I'm James Maxey, the author of numerous novels of fantasy and science fiction. I use this site to discuss a wide range of topics, with a heavy emphasis on cranky, uninformed rants about politics and religion and other topics that polite people attempt to avoid. For anyone just wanting to read about my books, I maintain a second blog, The Prophet and the Dragon, where I keep the focus solely on my fiction. I also have a webpage where both blogs stream, with more information about all my books, at jamesmaxey.net.


Friday, September 12, 2008

The two sentence guide to writing interesting characters

I've been corresponding with a fan of Bitterwood who's asked me for some advice on developing the characters in a story he's working on. I told him that, for me, one of the keys to figuring out who your major characters are is to figure out what the worst moments of their life have been, and know what lessons they took from these experiences.

One reason I start Bitterwood out twenty years before the main novel is that I wanted to tell my readers about a pivotal moment in the hero's life. The story starts with Bitterwood's brother on the verge of raping the woman Bitterwood loves. Bitterwood is powerless to stop his brother Jomath, but the rape never occurs because of the arrival of the Bible-thumping, axe-wielding Old Testament style prophet Hezekiah.

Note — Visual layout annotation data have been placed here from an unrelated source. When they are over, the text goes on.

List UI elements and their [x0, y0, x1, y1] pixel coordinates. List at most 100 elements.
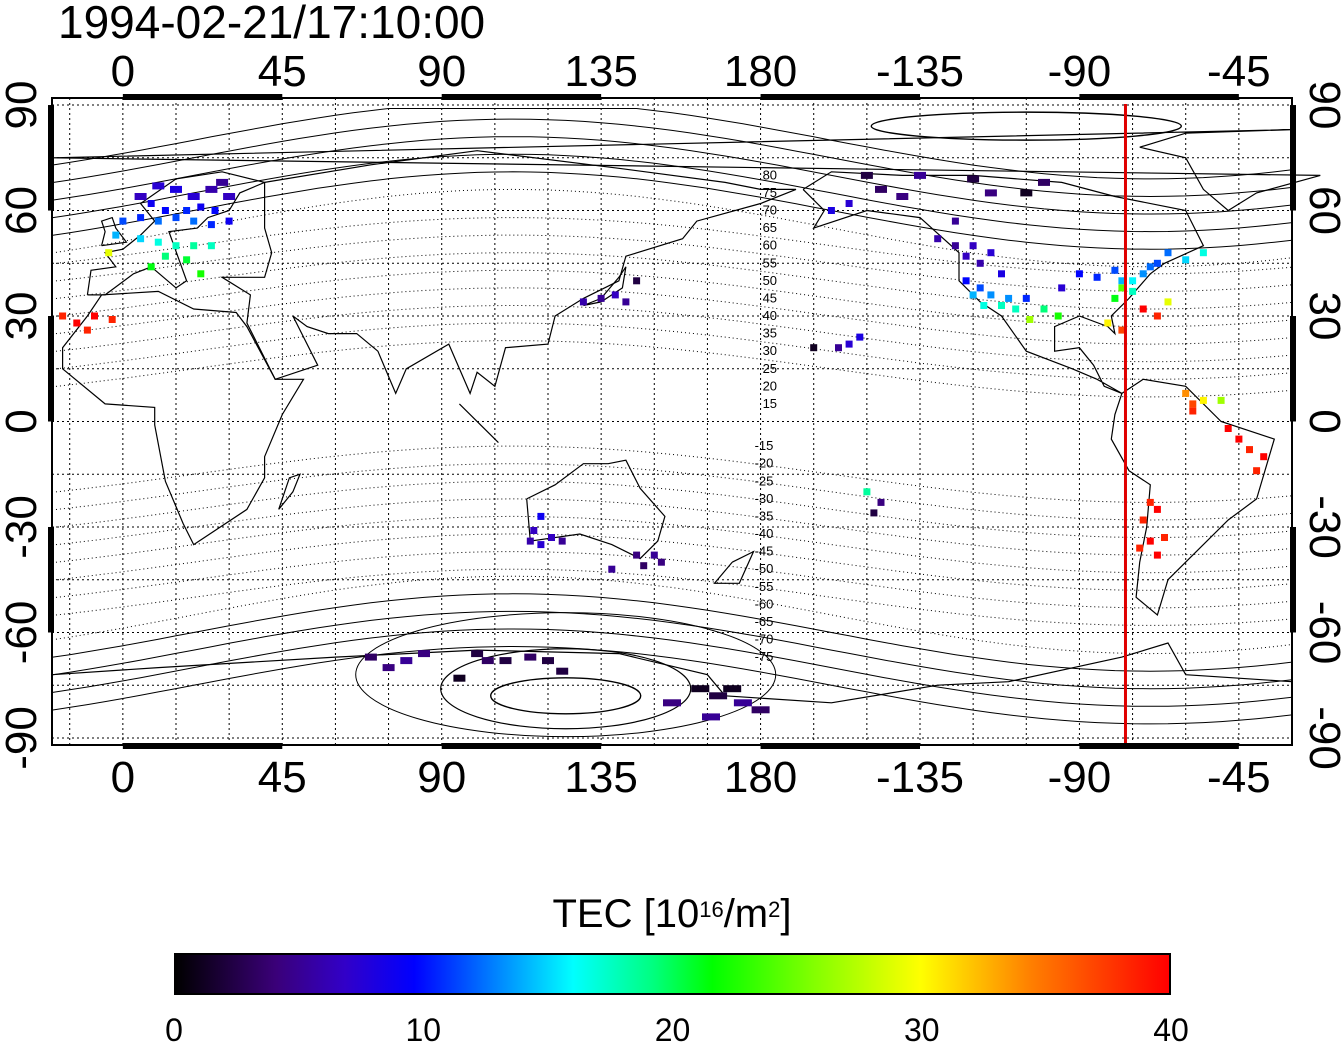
contour-label: -25 — [755, 473, 774, 488]
contour-line — [51, 645, 1293, 725]
tec-point — [914, 171, 926, 179]
contour-label: 55 — [763, 255, 777, 270]
tec-point — [1118, 284, 1126, 292]
tec-point — [91, 312, 98, 320]
axis-bar-bottom — [1079, 743, 1239, 749]
lat-tick-label-right: -60 — [1300, 601, 1344, 665]
tec-point — [216, 178, 229, 186]
contour-label: -75 — [755, 649, 774, 664]
tec-point — [967, 175, 980, 183]
contour-line — [51, 610, 1293, 690]
contour-line — [51, 304, 1293, 363]
tec-point — [1217, 396, 1225, 404]
tec-point — [147, 200, 155, 207]
contour-line — [51, 593, 1293, 672]
tec-point — [976, 284, 984, 292]
tec-point — [1118, 277, 1126, 285]
tec-point — [951, 242, 959, 250]
axis-bar-left — [48, 105, 54, 211]
tec-point — [1139, 270, 1147, 278]
tec-point — [1093, 273, 1101, 281]
contour-ring — [440, 648, 692, 730]
contour-line — [51, 463, 1293, 521]
tec-point — [481, 657, 494, 665]
tec-point — [453, 674, 466, 682]
axis-bar-top — [441, 94, 602, 100]
tec-point — [364, 653, 377, 661]
tec-point — [870, 509, 878, 517]
axis-bar-left — [48, 316, 54, 422]
lon-tick-label-top: 90 — [417, 47, 466, 96]
tec-point — [471, 650, 484, 658]
tec-point — [650, 551, 658, 559]
contour-line — [51, 551, 1293, 609]
lon-tick-label-bottom: 180 — [724, 753, 797, 802]
tec-point — [1104, 319, 1112, 327]
contour-line — [51, 515, 1293, 574]
tec-point — [845, 340, 853, 348]
tec-point — [105, 249, 113, 257]
tec-point — [1038, 178, 1050, 186]
tec-point — [73, 319, 81, 327]
lat-tick-label-right: 90 — [1300, 81, 1344, 130]
coastline — [278, 473, 302, 510]
contour-line — [51, 628, 1293, 707]
contour-line — [51, 252, 1293, 310]
contour-label: 75 — [763, 185, 777, 200]
lat-tick-label-right: -90 — [1300, 706, 1344, 770]
contour-label: 65 — [763, 220, 777, 235]
coastline — [526, 459, 666, 560]
contour-line — [51, 188, 1293, 268]
colorbar-tick-label: 20 — [654, 1012, 691, 1048]
tec-point — [207, 221, 215, 229]
tec-point — [863, 488, 871, 496]
contour-line — [51, 269, 1293, 328]
tec-point — [987, 249, 995, 257]
tec-point — [962, 252, 970, 260]
tec-point — [969, 242, 977, 250]
coastline — [51, 642, 1293, 704]
tec-point — [998, 302, 1005, 309]
tec-point — [1199, 396, 1207, 404]
lon-tick-label-top: 45 — [258, 47, 307, 96]
lat-tick-label-left: 90 — [0, 81, 46, 130]
colorbar-tick-label: 10 — [405, 1012, 442, 1048]
tec-point — [134, 193, 147, 200]
tec-point — [827, 207, 835, 214]
tec-point — [190, 242, 198, 250]
tec-point — [835, 344, 842, 352]
colorbar — [174, 953, 1171, 995]
tec-point — [183, 256, 191, 264]
contour-label: 15 — [763, 396, 777, 411]
contour-line — [51, 217, 1293, 275]
tec-point — [1129, 277, 1137, 285]
graticule — [52, 98, 1293, 745]
tec-point — [1199, 249, 1207, 257]
tec-point — [1118, 326, 1126, 334]
lat-tick-label-left: -30 — [0, 495, 46, 559]
tec-point — [548, 534, 555, 541]
lon-tick-label-bottom: -135 — [876, 753, 964, 802]
tec-point — [962, 277, 970, 285]
tec-point — [896, 193, 909, 200]
contour-line — [51, 498, 1293, 556]
tec-point — [579, 298, 587, 306]
contour-label: -45 — [755, 544, 774, 559]
tec-point — [119, 217, 127, 225]
contour-labels: 80 75 70 65 60 55 50 45 40 35 30 25 20 15 -15 -20 -25 -30… — [755, 167, 777, 664]
tec-point — [152, 182, 165, 190]
tec-point — [187, 193, 200, 200]
tec-point — [1040, 305, 1048, 313]
tec-point — [633, 277, 641, 285]
tec-point — [691, 685, 710, 693]
tec-point — [1075, 270, 1083, 278]
tec-point — [845, 200, 853, 207]
tec-point — [984, 189, 997, 197]
contour-line — [51, 287, 1293, 345]
tec-point — [223, 193, 236, 200]
tec-point — [211, 207, 219, 214]
lon-tick-label-top: 0 — [111, 47, 135, 96]
tec-point — [1020, 189, 1033, 197]
tec-point — [197, 270, 205, 278]
axis-bar-left — [48, 526, 54, 633]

Hezekiah proceeds to kill Jomath for being an unrepentant heathen; he kills a lot of other people too. Bitterwood is standing there witnessing this; his brother is dying at the hands of the Lord's messenger just at the moment when Bitterwood hates Jomath the most. Bitterwood comes away from this event with a clear vision in his mind that God is a god of wrath and vengeance. There is a higher force in the world watching out for Bitterwood and smiting those who have wronged him. Only, as the backstory unfolds, Bitterwood loses his faith in God when he finds out that Hezekiah is a false prophet. Then, Bitterwood becomes his own absent God; since there is no higher power dispensing punishment upon the wicked, he will do the job himself. He's not doing it for love or money; he's doing it because he wants the wicked to suffer, because that's the god shaped hole in his world that he needs to fill.

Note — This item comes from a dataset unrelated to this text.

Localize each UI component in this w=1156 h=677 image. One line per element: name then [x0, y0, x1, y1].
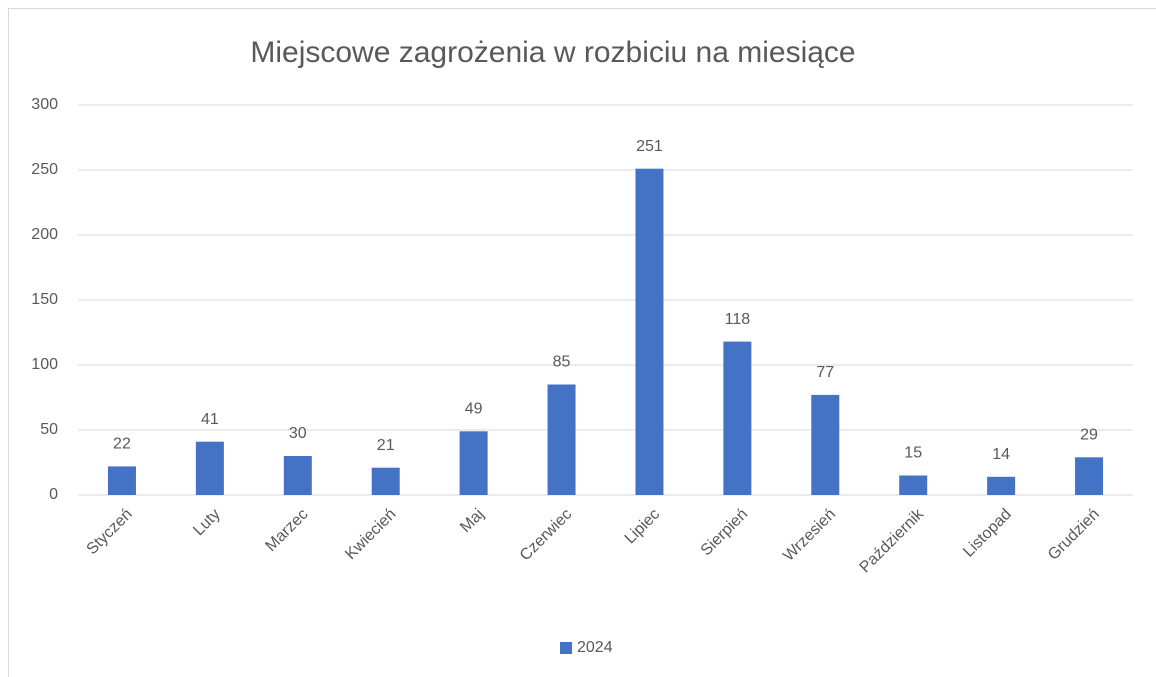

Of course, any rational reader will conclude that this is a fairly insane lesson to draw from the events of his life. Bitterwood would have been much better off, probably, just sucking up the injustices visited upon him and trying to rebuild his life. But, this is the second key aspect to character building: Characters are more interesting if they have learned the wrong lessons from life's traumas.

Take Bruce Wayne. He saw his parents gunned down when he was a child and drew the lesson that he should dress up like a bat and use his vast wealth to buy bat-shaped cars and airplanes, so that he could hang out in alleys and throw boomerangs at muggers. An alternative lesson he might have taken away would have been to use his vast wealth to try to strengthen police work and work for social justice to reduce the forces that give rise to crime in the first place. But, since he's learned the wrong lesson, he's interesting. If he'd learned the right lesson, who'd care? There are surprisingly few stories that feature well-adjusted philanthropists as their protagonists.

So my two sentence guide to writing interesting characers is this: 1. Know the event that sent the character's life off the rails. 2. Understand the major flaw in their world view that results from this event.

Obviously, this is oversimplified. But, if you're a writer trying to come to grips with who your character is, try the two sentence guide. Let me know if you like the results.